Meilin Keen, 27, is one such young cancer patient who had her stomach removed at the end of 2023 due to a gastric cancer diagnosis. Keen told the newspaper that she had to postpone taking the bar exam because the brain fog from chemotherapy made studying too difficult, effectively putting her dreams of becoming a lawyer and relocating to New York City on hold.
Keen was understandably surprised to be diagnosed with cancer in her 20s, despite having suffered from stomach issues such as acid reflux and heartburn since she was a teenager.
“I didn’t think much about cancer until I got it,” she told the Wall Street Journal. “It messes with your identity.”

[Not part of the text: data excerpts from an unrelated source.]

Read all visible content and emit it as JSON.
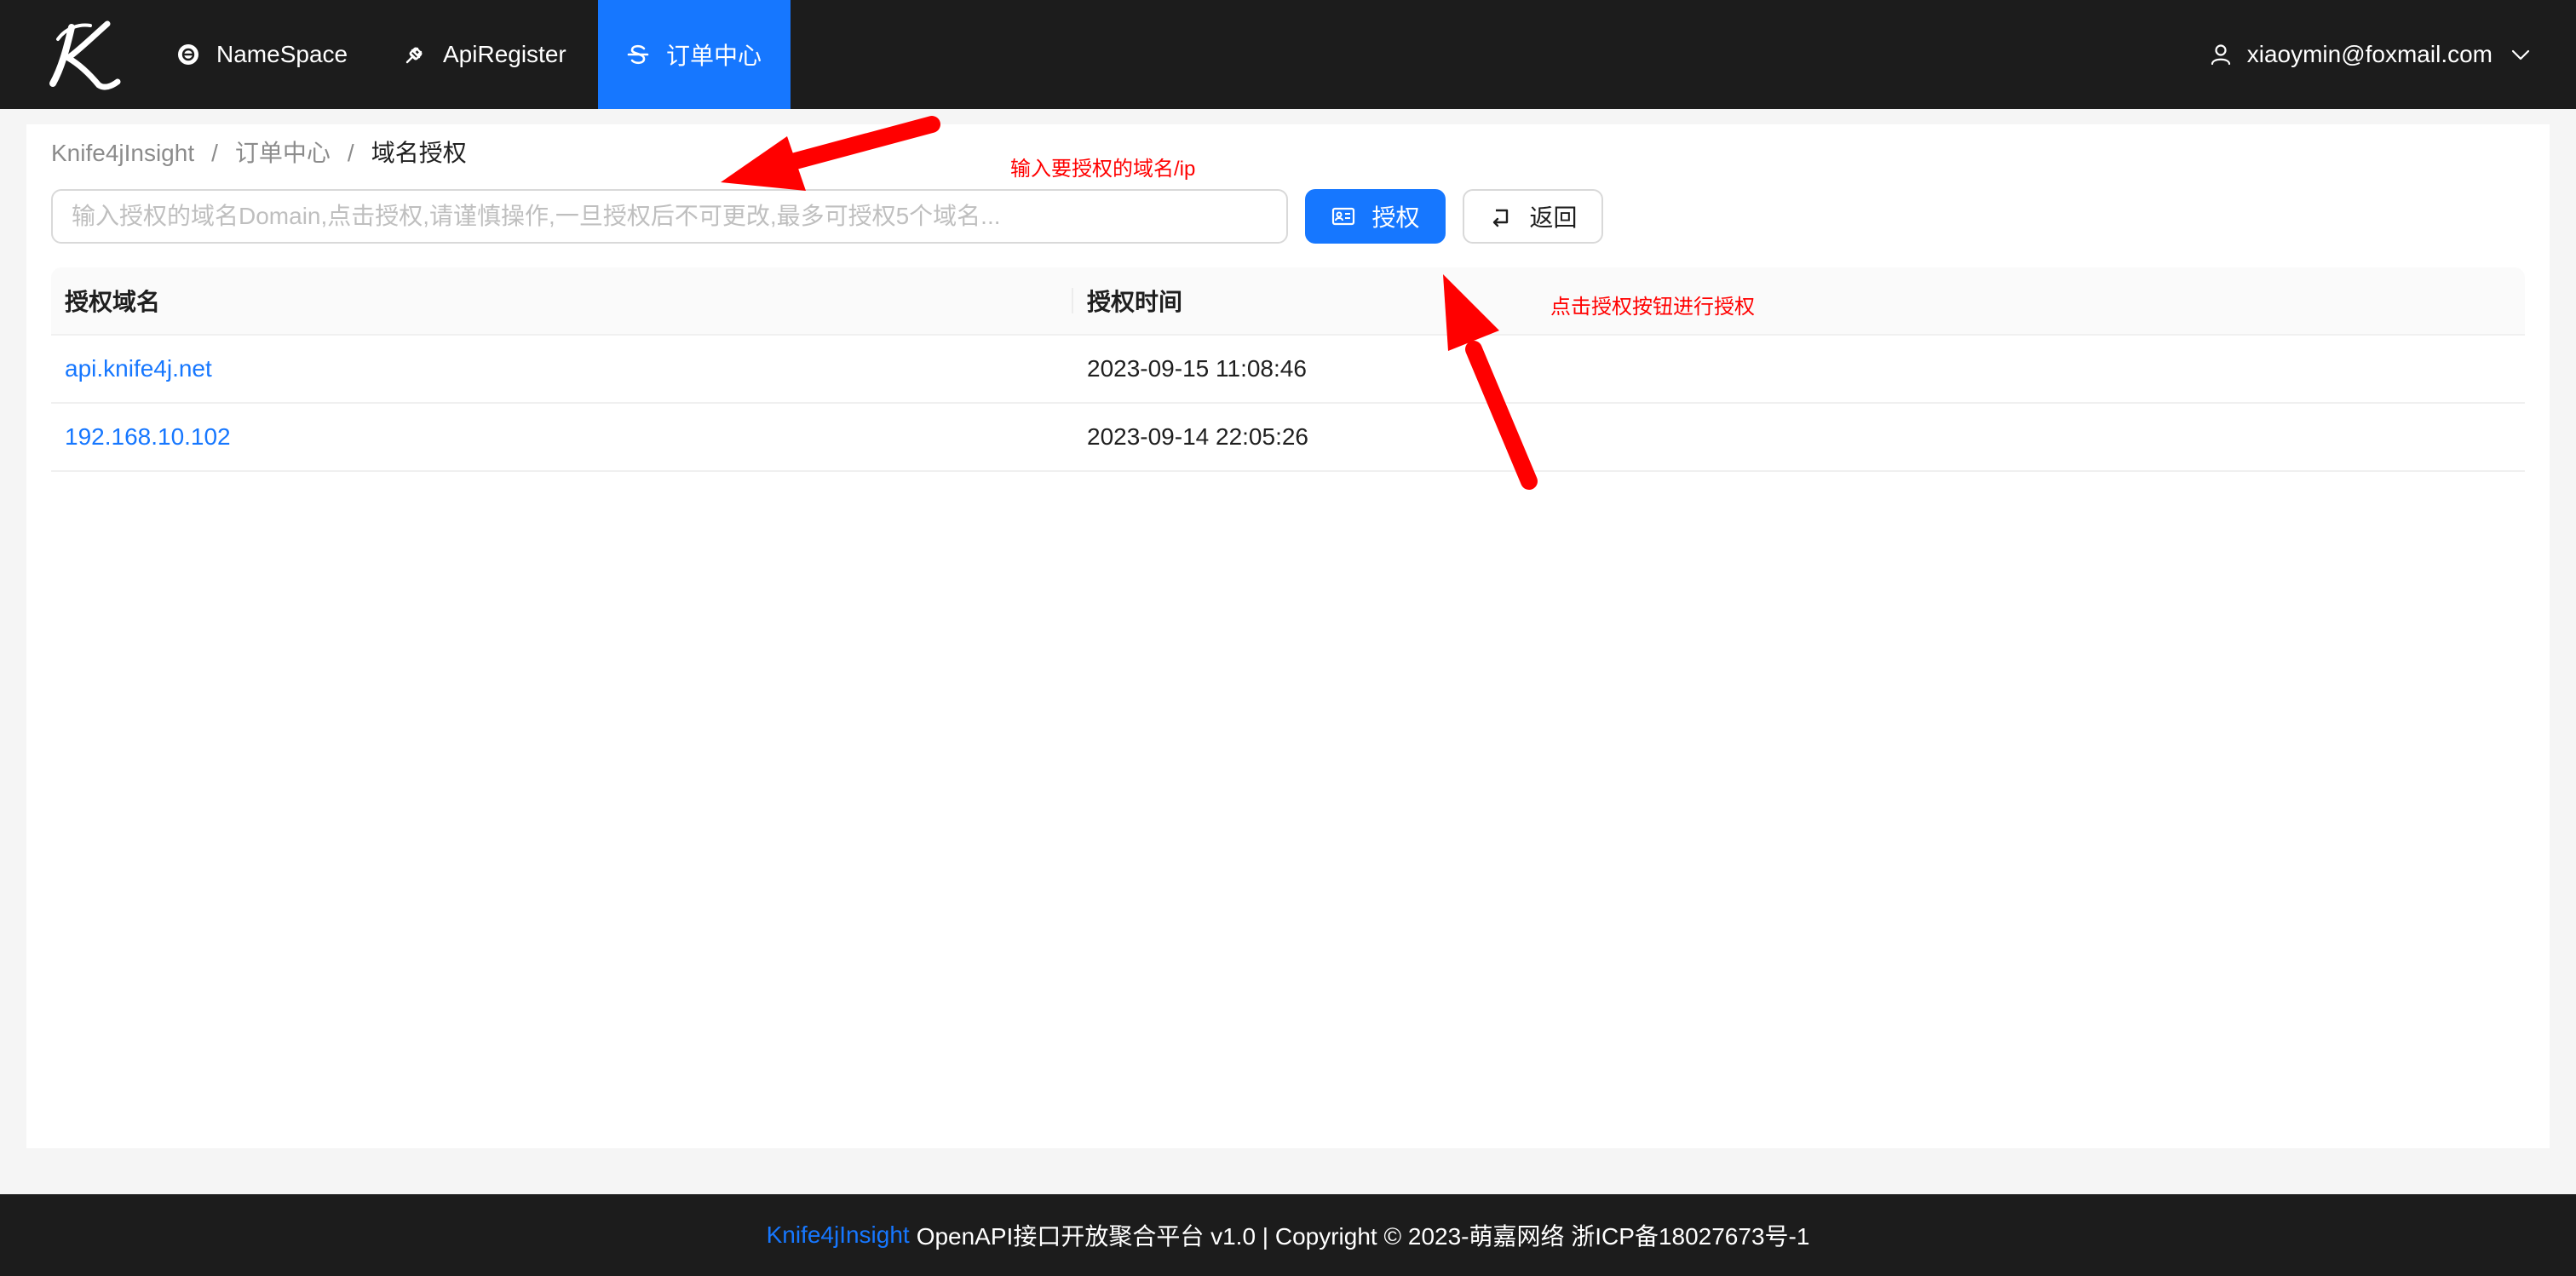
{
  "header": {
    "logo_letter": "K",
    "nav": [
      {
        "label": "NameSpace",
        "icon": "namespace-icon"
      },
      {
        "label": "ApiRegister",
        "icon": "api-register-icon"
      },
      {
        "label": "订单中心",
        "icon": "order-center-icon",
        "active": true
      }
    ],
    "user": {
      "email": "xiaoymin@foxmail.com",
      "icon": "user-icon",
      "chevron": "chevron-down-icon"
    }
  },
  "breadcrumb": {
    "items": [
      "Knife4jInsight",
      "订单中心",
      "域名授权"
    ],
    "separator": "/"
  },
  "form": {
    "input_placeholder": "输入授权的域名Domain,点击授权,请谨慎操作,一旦授权后不可更改,最多可授权5个域名...",
    "input_value": "",
    "authorize_label": "授权",
    "back_label": "返回"
  },
  "table": {
    "columns": [
      "授权域名",
      "授权时间"
    ],
    "rows": [
      {
        "domain": "api.knife4j.net",
        "time": "2023-09-15 11:08:46"
      },
      {
        "domain": "192.168.10.102",
        "time": "2023-09-14 22:05:26"
      }
    ]
  },
  "annotations": {
    "input_hint": "输入要授权的域名/ip",
    "button_hint": "点击授权按钮进行授权",
    "arrow_color": "#ff0000"
  },
  "footer": {
    "brand": "Knife4jInsight",
    "text": "OpenAPI接口开放聚合平台 v1.0 | Copyright © 2023-萌嘉网络 浙ICP备18027673号-1"
  },
  "colors": {
    "primary": "#1677ff",
    "header_bg": "#1c1c1c",
    "annotation": "#ff0000"
  }
}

GI Cancers More Common in Young People, Causes Uncertain
GI-based cancers, such as Keen’s, appear to be more common in young people than other types, and the reason for this is unclear. There has been a lot of educated speculation about what’s going on there, ranging from research into how much time young women spent watching TV as children to many other studies on nutrition, diet, and weight.
One study even claimed to have discovered a link between caesarean birth and young-onset colorectal cancer.
Regardless of the causes, doctors are dealing with an influx of young cancer diagnoses. Just a few months after Boseman’s death in 2020, the American Cancer Society recommended colon cancer screenings beginning at age 45 — though for people like Keen, that’s still far too late to catch it.
“If we’re not understanding what it is now,” Dr. Kimmie Ng of Dana-Farber, told the WSJ, “there’s another whole generation that’s going to be dealing with this.”